# Ultralightweight & mixer



## jantzenmoore (Sep 25, 2014)

Went to pick up some new knifes and got some ultralightweight and a sheetrock mixer for free. The mixer is badass. Using the lightweight to patch...not tape. Defiantly thinking this mud is junk but we will see!


----------



## VANMAN (Jan 14, 2011)

jantzenmoore said:


> Went to pick up some new knifes and got some ultralightweight and a sheetrock mixer for free. The mixer is badass. Using the lightweight to patch...not tape. Defiantly thinking this mud is junk but we will see!


FREE is always good!:thumbsup:
I have that mixer and works well, But I use battery drills for mixing so it's a bit hard on them!
Rick Hardmans mixers r the best!:thumbup:
Never get that mud over here tho so I can't comment on that!


----------



## prwint (Dec 28, 2014)

jantzenmoore said:


> Went to pick up some new knifes and got some ultralightweight and a sheetrock mixer for free. The mixer is badass. Using the lightweight to patch...not tape. Defiantly thinking this mud is junk but we will see!

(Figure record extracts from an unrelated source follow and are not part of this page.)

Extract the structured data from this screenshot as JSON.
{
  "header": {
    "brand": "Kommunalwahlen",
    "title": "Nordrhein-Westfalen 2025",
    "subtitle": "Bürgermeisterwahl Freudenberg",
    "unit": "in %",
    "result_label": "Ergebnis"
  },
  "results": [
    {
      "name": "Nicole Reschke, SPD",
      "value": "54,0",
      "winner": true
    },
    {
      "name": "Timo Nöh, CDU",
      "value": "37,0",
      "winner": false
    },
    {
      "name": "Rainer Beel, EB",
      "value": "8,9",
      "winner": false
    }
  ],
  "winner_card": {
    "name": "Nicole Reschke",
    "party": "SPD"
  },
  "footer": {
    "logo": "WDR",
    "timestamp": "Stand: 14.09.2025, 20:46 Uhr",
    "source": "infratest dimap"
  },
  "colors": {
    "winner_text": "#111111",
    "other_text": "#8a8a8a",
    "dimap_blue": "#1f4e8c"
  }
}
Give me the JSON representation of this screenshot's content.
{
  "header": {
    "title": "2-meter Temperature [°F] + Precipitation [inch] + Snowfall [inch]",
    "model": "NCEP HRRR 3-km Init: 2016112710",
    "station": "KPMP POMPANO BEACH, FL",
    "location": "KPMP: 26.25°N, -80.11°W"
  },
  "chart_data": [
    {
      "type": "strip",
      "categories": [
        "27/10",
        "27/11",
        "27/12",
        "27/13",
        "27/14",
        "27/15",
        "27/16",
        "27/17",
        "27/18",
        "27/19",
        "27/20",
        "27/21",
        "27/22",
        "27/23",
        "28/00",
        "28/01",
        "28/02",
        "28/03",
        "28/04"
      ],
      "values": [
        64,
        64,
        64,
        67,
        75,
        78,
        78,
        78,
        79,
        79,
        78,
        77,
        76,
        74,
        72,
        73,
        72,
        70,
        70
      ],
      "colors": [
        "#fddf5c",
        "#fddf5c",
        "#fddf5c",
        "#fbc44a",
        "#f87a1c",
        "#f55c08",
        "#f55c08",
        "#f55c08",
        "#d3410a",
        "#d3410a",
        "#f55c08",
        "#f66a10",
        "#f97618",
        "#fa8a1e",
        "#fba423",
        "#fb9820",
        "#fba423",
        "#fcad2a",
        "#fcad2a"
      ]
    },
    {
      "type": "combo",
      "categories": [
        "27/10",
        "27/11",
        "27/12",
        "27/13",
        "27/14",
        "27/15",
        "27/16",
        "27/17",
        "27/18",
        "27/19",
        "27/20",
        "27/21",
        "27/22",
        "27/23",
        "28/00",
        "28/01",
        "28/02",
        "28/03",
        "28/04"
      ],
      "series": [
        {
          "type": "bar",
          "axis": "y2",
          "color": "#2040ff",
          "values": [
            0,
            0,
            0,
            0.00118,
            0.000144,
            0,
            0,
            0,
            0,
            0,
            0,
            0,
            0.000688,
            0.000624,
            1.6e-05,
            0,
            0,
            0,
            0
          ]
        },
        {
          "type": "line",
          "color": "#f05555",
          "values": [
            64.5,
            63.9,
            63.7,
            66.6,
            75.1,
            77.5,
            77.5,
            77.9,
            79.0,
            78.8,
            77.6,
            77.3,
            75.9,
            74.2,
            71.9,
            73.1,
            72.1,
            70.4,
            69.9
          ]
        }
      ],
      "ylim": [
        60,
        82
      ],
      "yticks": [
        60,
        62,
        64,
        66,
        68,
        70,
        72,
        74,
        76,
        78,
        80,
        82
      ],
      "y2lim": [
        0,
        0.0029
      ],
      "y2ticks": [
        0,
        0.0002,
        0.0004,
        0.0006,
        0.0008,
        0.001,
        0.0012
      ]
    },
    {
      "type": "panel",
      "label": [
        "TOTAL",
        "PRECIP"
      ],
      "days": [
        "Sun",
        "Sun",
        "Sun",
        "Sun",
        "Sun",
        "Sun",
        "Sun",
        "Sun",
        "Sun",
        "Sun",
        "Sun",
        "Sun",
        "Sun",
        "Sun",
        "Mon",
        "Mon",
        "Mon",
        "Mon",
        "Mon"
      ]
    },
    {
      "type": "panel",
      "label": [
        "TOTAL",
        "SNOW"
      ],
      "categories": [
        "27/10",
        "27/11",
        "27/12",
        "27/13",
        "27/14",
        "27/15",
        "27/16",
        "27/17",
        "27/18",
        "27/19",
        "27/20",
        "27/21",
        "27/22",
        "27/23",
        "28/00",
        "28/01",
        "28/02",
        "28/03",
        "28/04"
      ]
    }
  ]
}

That whip definitely looks badass! What's with the foam? Are you adding soap?


----------



## icerock drywall (Nov 13, 2010)

I have a usg mixer and its the best!!! I can leave my drill on it and the bucket will not fall over. I think it 3 years and i will not change. I have ricks prototype in my shop, I use it as a spare. It works great but it dont stand up ..you have to lean it up on a wall. it cleans up quicker but I only clean my whip one time on each job and thats when I put it in my truck. just put it in water.


----------



## Mudslinger (Mar 16, 2008)

I bought my USG mixer in 2008, and is still going strong. It is harder on my Milwakee drill, but I would rather mix faster and just replace brushes more often. USG compounds really respond well to it(smoother), compared to an old bow tie mixer.


----------



## j&t drywall (Aug 13, 2014)

I've used that mud before-mainly for running thru my banjo and tube, it always turns out really thin and runny.


----------



## jantzenmoore (Sep 25, 2014)

It's bubbles for spinning in water. It really does mix faster and better, anything that speeds up the process.


----------